Through four games, Wisconsin is averaging 79.3 points per game, which ranks 116th in the country. And though that number is sure to decrease once the grind of Big Ten play arrives, the Badgers have a real opportunity to be the highest scoring team ever under Ryan because no team has averaged more than 71.1 points.
Here's a look at Wisconsin's previous scoring averages and national ranking:
2012-13: 65.0 points per game (tied for 240th)
2011-12: 64.0 (261st)
2010-11: 67.9 (tied 200th)
2009-10: 67.1 (tied for 215th)
2008-09: 63.8 (tied for 261st)
2007-08: 67.3 (tied for 206th)
2006-07: 70.2 (tied for 142nd)
2005-06: 71.1 (tied for 121st)
2004-05: 67.4 (tied for 204th)
2003-04: 68.4 (tied for 195th)
2002-03: 70.3 (tied for 162nd)
2001-02: 67.0 (tied for 245th)
Ryan said he was comfortable with Wisconsin's pace of play, provided that the shots were open.
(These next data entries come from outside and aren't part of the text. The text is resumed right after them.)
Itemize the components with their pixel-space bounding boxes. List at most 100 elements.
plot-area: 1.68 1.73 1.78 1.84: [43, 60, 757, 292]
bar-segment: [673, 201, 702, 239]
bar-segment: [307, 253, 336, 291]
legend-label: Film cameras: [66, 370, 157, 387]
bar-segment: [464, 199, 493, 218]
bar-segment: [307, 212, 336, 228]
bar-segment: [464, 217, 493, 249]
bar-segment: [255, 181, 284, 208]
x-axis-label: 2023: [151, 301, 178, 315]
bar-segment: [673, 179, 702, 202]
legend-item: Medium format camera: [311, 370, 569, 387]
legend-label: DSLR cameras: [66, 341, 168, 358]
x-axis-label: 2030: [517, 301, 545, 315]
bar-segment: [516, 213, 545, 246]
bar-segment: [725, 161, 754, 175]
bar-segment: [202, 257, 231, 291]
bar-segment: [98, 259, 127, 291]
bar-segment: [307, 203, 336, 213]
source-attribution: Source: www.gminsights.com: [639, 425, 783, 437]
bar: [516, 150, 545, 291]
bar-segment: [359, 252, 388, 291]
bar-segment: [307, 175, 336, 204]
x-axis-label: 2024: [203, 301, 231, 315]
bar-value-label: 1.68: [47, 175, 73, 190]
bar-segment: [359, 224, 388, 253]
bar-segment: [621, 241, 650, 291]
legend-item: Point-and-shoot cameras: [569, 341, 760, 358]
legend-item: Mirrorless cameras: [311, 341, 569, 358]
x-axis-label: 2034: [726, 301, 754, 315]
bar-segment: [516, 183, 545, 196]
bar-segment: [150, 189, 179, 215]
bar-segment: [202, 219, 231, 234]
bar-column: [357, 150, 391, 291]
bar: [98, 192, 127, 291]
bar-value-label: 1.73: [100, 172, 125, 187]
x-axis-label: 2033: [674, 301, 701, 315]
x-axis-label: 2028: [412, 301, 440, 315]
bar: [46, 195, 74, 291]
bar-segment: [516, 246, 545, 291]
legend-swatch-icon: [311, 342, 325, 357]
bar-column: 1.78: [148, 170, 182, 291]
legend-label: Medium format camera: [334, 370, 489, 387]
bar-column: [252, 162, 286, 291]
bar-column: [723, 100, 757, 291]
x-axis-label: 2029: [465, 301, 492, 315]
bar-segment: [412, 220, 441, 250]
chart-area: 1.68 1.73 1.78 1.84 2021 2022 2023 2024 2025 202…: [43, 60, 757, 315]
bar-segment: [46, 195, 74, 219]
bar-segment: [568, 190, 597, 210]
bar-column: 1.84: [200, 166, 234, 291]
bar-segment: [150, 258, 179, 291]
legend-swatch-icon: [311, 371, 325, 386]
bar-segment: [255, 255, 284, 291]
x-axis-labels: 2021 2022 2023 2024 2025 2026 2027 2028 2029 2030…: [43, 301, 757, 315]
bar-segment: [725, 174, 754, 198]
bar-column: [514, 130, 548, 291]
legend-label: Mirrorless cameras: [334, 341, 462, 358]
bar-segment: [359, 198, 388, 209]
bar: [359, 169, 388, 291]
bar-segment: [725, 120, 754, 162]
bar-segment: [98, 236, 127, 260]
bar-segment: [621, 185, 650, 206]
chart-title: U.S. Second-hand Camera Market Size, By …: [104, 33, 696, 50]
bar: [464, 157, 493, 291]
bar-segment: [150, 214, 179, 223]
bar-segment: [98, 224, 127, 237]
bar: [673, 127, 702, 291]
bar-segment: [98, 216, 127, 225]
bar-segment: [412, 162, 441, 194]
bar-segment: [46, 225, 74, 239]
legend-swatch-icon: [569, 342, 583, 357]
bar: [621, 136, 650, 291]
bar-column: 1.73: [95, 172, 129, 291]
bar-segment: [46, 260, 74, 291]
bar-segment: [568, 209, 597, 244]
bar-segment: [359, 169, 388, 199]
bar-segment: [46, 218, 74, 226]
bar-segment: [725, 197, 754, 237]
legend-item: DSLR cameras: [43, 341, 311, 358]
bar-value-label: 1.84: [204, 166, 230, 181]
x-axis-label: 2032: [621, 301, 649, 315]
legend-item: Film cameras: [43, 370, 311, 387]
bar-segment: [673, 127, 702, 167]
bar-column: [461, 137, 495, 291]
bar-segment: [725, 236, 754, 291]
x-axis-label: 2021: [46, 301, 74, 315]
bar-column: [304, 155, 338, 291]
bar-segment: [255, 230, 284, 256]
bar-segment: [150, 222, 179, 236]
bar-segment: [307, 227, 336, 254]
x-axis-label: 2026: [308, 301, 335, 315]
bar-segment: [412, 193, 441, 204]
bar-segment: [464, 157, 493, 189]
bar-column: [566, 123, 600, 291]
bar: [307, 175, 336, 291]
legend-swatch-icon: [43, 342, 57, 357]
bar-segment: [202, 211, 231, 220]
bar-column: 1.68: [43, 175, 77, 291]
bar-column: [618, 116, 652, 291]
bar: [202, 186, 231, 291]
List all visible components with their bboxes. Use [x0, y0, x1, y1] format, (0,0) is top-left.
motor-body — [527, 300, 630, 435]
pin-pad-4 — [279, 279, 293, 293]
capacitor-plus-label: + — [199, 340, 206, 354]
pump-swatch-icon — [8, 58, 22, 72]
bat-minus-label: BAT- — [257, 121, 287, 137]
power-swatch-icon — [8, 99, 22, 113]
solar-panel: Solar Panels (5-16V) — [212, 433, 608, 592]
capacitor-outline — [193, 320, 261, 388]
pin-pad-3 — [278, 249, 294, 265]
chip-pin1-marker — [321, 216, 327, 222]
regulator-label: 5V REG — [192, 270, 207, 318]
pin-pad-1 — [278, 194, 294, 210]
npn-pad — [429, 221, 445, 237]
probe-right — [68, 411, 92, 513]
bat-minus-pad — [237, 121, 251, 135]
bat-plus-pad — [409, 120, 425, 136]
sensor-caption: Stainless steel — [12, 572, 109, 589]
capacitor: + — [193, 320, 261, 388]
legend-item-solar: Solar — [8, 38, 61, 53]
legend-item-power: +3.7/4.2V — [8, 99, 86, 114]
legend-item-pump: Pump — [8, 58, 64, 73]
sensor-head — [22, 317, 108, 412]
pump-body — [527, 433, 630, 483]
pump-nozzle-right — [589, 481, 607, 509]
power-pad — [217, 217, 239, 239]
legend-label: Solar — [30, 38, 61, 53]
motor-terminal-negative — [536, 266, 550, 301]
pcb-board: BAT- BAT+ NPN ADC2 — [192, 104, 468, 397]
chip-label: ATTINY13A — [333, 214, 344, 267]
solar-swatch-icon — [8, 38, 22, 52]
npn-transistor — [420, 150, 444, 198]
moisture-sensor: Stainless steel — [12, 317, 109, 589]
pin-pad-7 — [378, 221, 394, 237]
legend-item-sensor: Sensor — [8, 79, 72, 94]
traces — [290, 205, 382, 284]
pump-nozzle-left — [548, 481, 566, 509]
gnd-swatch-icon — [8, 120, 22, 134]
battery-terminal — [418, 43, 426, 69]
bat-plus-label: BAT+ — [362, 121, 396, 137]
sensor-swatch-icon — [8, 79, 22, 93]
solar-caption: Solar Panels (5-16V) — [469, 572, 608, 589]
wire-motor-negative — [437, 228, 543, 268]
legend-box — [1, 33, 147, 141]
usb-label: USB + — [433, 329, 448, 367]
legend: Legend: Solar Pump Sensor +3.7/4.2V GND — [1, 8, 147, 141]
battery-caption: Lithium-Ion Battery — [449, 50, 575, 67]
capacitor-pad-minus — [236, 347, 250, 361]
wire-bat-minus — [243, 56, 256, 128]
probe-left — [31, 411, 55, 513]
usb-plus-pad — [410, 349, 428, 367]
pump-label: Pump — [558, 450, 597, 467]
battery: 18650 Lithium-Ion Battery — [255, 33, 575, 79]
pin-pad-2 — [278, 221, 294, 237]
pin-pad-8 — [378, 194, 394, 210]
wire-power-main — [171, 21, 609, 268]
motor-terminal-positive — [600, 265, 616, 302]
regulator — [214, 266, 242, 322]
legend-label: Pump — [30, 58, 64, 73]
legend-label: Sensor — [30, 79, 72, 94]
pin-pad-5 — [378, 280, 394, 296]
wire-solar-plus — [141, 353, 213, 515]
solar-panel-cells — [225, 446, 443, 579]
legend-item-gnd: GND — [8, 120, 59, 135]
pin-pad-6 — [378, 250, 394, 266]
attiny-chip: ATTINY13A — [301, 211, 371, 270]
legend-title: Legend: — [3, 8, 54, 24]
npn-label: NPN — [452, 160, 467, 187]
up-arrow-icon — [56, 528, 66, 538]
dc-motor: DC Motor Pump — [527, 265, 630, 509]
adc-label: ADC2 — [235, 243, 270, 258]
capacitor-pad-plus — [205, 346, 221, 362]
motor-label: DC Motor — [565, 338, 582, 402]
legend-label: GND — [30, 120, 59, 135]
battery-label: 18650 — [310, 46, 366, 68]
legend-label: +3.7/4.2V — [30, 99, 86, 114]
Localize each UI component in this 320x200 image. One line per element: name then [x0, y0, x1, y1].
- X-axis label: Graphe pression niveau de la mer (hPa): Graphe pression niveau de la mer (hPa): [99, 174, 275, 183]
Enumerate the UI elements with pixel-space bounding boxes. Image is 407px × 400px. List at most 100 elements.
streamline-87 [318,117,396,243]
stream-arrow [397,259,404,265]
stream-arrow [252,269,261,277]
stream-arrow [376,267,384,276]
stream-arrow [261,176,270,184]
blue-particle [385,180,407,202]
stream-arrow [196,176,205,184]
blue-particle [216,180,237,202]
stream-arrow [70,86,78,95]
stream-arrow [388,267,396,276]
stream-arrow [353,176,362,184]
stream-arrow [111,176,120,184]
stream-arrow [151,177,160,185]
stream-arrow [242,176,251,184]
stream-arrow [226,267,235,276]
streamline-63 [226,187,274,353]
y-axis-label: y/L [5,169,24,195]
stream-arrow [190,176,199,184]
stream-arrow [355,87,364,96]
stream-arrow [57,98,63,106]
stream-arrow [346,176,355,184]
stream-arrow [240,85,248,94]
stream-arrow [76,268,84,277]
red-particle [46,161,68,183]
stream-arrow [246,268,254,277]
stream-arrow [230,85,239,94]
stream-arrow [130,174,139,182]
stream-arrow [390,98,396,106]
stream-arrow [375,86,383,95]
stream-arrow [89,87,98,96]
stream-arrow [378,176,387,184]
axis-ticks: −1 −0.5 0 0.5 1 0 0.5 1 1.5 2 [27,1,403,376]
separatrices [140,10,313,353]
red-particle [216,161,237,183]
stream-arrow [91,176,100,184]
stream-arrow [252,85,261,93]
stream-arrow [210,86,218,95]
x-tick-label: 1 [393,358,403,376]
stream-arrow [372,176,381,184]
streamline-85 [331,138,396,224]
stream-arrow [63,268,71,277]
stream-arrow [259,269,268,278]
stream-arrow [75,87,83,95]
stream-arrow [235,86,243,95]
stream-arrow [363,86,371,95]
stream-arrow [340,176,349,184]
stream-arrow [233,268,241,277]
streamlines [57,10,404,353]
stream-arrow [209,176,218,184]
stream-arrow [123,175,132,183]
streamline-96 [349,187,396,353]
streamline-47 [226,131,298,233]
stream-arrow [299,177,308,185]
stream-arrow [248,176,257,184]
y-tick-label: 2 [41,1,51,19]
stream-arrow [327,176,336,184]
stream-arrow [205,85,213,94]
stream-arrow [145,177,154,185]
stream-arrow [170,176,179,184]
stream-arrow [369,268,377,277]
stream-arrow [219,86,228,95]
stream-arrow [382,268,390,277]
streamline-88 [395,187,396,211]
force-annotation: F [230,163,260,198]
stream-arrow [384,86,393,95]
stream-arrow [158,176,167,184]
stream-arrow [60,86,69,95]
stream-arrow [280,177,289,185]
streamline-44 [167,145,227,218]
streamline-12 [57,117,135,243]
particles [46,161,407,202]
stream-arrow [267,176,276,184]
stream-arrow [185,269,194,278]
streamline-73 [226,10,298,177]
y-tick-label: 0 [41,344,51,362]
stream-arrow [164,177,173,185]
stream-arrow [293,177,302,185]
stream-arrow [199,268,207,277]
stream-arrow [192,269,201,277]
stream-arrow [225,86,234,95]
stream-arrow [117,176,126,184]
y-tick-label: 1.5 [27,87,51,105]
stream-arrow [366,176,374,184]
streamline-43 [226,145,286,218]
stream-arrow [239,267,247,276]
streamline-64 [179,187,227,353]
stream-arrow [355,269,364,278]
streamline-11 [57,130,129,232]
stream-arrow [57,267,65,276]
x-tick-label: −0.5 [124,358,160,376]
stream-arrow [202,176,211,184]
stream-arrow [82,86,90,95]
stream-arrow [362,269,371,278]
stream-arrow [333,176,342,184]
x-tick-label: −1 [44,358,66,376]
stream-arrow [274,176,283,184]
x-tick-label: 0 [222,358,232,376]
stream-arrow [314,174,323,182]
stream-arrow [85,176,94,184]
And there were plenty of open shots as the Badgers made 35 of 59 attempts Tuesday (59.3 percent).
"It depends on how easy looks you're getting down the floor and how fast they are," Ryan said following Tuesday's victory. "We got open looks. We got good scoring opportunities. And when they present themselves, you don't tell the players, 'Well, no don't take that shot.' That's a good shot.
"There might have been three bad shots out of those 59. There might have been three that I wouldn't want us to take again. So I think a lot of that would depend on what kind of shots you're getting."
While some of the most experienced basketball fans could have perhaps seen the increased scoring output coming given the Badgers' personnel, few likely predicted the team's defensive efficiency would also decrease so drastically.
Wisconsin is allowing 1.03 points per defensive possession. Last year, that number stood at 0.90, and it has been 1.0 or higher only three times in the past 12 seasons. The Badgers also have surrendered back-to-back individual 30-point performances, first to Green Bay guard Keifer Sykes (32) and then to North Dakota guard Troy Huff (37).
"We did play some bad defense," Jackson said Tuesday night. "Their guy Huff, he hit 15-for-22, he hit some really good shots. The shots that he was making and the other guards, they were hitting a lot of floaters. And two-point jump shots, which is what we give up.
"It was a credit to them. We'll get better from it. We'll just have to learn from it and move on."
Other defensive statistics indicate Wisconsin is light years away from its teams of the past. For example, the Badgers have ranked in the top 10 nationally in scoring defense in each of the past seven seasons. But this year, Wisconsin is allowing 69.8 points per game, which ranks No. 144 nationally. The Badgers have never allowed more than 65.7 points per game under Ryan.
These are Wisconsin's defensive scoring averages with Ryan in charge:
2012-13: 55.9 points per game (tied for sixth)
2011-12: 53.2 (first)
2010-11: 58.6 (fourth)
2009-10: 56.9 (fourth)
2008-09: 59.0 (10th)
2007-08: 54.4 (first)
2006-07: 57.9 (10th)
2005-06: 65.6 (tied for 96th)
2004-05: 60.2 (12th)
2003-04: 57.0 (fourth)
2002-03: 59.3 (sixth)
2001-02: 65.7 (53rd)
Wisconsin returns to the court Thursday with a 7 p.m. home game against Bowling Green, the second of three games in five nights at the Kohl Center. And early returns suggest there could be plenty of reasons for fans to attend.
"The good thing about this week, having three games, we can put this one behind us," Dekker said after the North Dakota victory. "We have a lot of things that we can correct. We've got two more games coming up this week, so we can put this defensive performance behind us and get better.
"Things can only get up. This is our fourth game of the year. We have a lot to improve on, and I think we're going to do that."
That's a scary sounding proposition for opponents, who had better be ready to play against the most entertaining and up-tempo Wisconsin team in years.